Senior Data Integration Specialist ML Engineer
Explicitly requires vibe coding skills (mentions Cursor AI and vibe coding).
About the Role
Senior Data Integration Specialist focused on designing and building scalable, rule-based data ingestion and validation systems for large-scale cloud platforms. The role leads integration with APIs and platforms (e.g., MDS API, Snowflake, Databricks), implements validation engines and monitoring, and collaborates with data architects and scientists to ensure data quality and reliability.
Job Description
Role
Senior Data Integration Specialist / ML Engineer responsible for sourcing, validating and building rule-based data ingestion systems and validation engines for large-scale data platforms. The role focuses on integration with internal and external systems, error monitoring and root-cause analysis, and creating robust pipelines for data consumption.
Key Responsibilities
- Design, build and maintain efficient data pipelines and integration setups for large-scale platforms (AWS, Azure, Snowflake).
- Integrate with systems such as MDS API, CRM, DataBricks and proprietary data sources.
- Design and implement validation engines for monitoring sourced data and ensuring data integrity.
- Implement error monitoring, perform RCA (root-cause analysis) and maintain disaster recovery procedures.
- Perform statistical analysis, process/cleanse data, and enhance data collection for analytics needs.
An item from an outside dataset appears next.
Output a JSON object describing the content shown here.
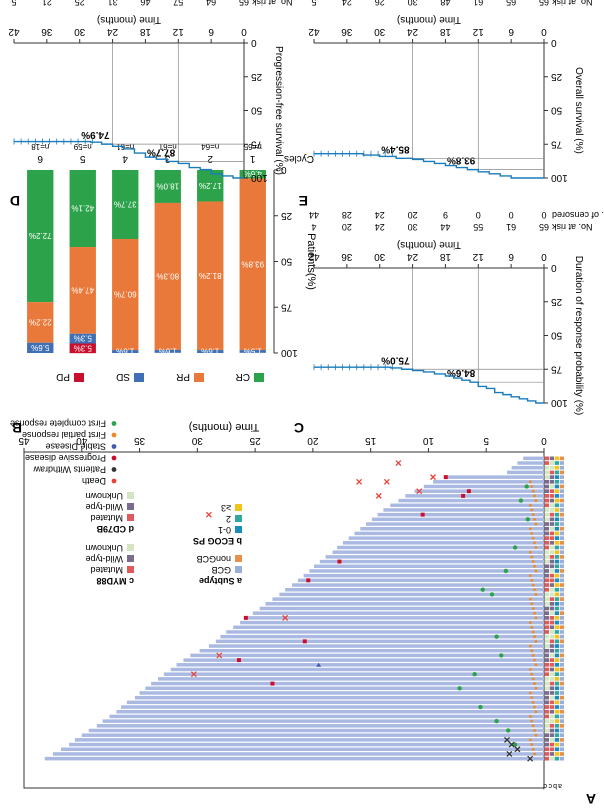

- Collaborate with data architects, IT teams and data scientists on project goals and data requirements.
- Recommend and implement improvements to data reliability, quality, security and governance.
- Operate and improve DevOps/DataOps practices including CI/CD, containerization and pipeline automation.
Requirements
- 5+ years of software engineering / data engineering experience; experience administering enterprise data platforms.
- Strong experience with cloud platforms and large-scale data platforms (AWS, Azure, Snowflake).
- Proficiency in Python and modern frameworks/tools (FastAPI, Temporal); experience with LLMs noted.
- Experience with databases and search technologies (MongoDB, Elasticsearch/OpenSearch), NoSQL and vector databases.
- Experience with DevOps/DataOps tooling: CI/CD, GitHub Actions, Docker, podman.
- Proven problem-solving, communication and collaboration skills.
- Background in designing validation engines, data cleansing, and statistical analysis for data quality.
- Bachelor’s degree in engineering, technology, applied mathematics, physics, statistics or related field preferred.
Technologies & Integrations (explicitly mentioned)
MDS API, CRM integrations, Snowflake, DataBricks, AWS, Azure, Python, FastAPI, MongoDB, Elasticsearch/OpenSearch, Temporal, GitHub Actions, Docker, podman, LLMs, NoSQL & Vector databases.